IP security restricts API access to specific IP addresses. Only requests from whitelisted IPs are authorized, blocking unauthorized access to your account.

How IP security works

When enabled, Brevo validates the source IP address of each API request. Requests from unauthorized IPs are blocked, preventing access even if the API key is valid.

Configure authorized IPs

Open security settings

Click your name in the top-right corner, then select Security from the menu.
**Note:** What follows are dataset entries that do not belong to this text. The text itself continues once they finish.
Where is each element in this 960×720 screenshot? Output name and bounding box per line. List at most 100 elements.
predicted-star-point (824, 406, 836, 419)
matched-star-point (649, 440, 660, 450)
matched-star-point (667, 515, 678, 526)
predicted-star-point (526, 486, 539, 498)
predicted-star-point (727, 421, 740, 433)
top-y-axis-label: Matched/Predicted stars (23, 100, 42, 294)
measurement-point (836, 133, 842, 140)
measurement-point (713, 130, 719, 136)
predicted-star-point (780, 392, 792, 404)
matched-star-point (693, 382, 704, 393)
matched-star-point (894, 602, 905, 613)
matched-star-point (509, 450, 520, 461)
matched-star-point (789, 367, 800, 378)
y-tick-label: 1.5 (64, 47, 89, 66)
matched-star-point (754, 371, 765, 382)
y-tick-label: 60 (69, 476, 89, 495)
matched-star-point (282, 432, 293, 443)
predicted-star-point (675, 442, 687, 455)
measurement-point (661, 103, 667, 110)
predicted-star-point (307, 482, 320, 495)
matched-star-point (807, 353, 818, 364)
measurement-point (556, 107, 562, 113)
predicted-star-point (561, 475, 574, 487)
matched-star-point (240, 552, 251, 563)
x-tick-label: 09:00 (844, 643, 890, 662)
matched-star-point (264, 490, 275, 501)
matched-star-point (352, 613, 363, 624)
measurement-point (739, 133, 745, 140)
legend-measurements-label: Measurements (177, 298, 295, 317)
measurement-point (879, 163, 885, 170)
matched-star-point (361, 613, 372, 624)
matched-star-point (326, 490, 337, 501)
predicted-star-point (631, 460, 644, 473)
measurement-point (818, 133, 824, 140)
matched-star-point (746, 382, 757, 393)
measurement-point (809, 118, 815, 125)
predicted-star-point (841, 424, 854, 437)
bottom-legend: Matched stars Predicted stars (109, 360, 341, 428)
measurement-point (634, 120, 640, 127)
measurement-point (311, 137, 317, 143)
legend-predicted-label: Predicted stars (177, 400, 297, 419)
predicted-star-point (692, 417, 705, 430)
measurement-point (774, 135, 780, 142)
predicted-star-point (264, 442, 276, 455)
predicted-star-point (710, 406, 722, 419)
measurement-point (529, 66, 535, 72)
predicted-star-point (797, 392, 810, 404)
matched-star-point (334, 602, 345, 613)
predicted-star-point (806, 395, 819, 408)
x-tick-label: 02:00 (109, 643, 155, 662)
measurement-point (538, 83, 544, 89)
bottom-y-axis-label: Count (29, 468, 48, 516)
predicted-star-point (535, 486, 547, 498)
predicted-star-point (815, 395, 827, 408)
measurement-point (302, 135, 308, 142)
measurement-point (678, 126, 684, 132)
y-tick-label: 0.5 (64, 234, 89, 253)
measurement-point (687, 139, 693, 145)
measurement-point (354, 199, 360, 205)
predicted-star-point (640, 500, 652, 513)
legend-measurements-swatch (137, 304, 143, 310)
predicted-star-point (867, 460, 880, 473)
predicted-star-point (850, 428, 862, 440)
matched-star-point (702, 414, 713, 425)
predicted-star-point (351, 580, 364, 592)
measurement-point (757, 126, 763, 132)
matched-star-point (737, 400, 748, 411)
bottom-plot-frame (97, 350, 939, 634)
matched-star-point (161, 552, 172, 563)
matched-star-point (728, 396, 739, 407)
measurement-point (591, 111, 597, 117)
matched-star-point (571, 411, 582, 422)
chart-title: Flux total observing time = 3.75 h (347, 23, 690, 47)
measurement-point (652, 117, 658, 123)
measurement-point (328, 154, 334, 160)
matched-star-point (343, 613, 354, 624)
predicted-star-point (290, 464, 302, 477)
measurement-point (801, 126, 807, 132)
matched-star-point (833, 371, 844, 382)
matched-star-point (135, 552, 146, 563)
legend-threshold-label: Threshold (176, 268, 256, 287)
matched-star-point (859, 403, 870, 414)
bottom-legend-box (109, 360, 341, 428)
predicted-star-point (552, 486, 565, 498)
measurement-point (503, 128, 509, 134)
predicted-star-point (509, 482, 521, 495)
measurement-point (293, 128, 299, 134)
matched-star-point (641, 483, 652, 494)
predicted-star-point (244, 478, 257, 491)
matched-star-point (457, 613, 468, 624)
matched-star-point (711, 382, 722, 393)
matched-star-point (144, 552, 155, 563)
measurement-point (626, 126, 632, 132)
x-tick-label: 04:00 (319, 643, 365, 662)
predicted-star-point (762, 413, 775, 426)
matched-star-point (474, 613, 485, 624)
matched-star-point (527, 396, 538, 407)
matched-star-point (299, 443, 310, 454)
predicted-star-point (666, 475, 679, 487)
Navigate to Authorized IPs

Go to the Authorized IPs section in the Security menu.

Choose authorization method

Select one of two authorization methods:

Automatic authorization

Brevo automatically reviews IP addresses from API calls
IPs are authorized after security checks pass
No manual intervention required

Email notifications

Brevo sends email notifications for unknown IP addresses
You manually authorize IPs from the notification email
Requires manual approval for each new IP

Add IP addresses manually

Manually add specific IP addresses or IP ranges in the Authorized IPs tab. Enter IP addresses one per line or use CIDR notation for ranges.

Block unknown IPs

Enable “Block unknown IP addresses” to automatically reject requests from IPs not in your authorized list. This provides maximum security by blocking all unauthorized access attempts.

When “Block unknown IP addresses” is enabled, API requests from non-whitelisted IPs are immediately rejected. Ensure your server IPs are added to the authorized list before enabling this feature.

Use IP security to restrict API access to known servers and environments. This adds an extra layer of protection beyond API key authentication.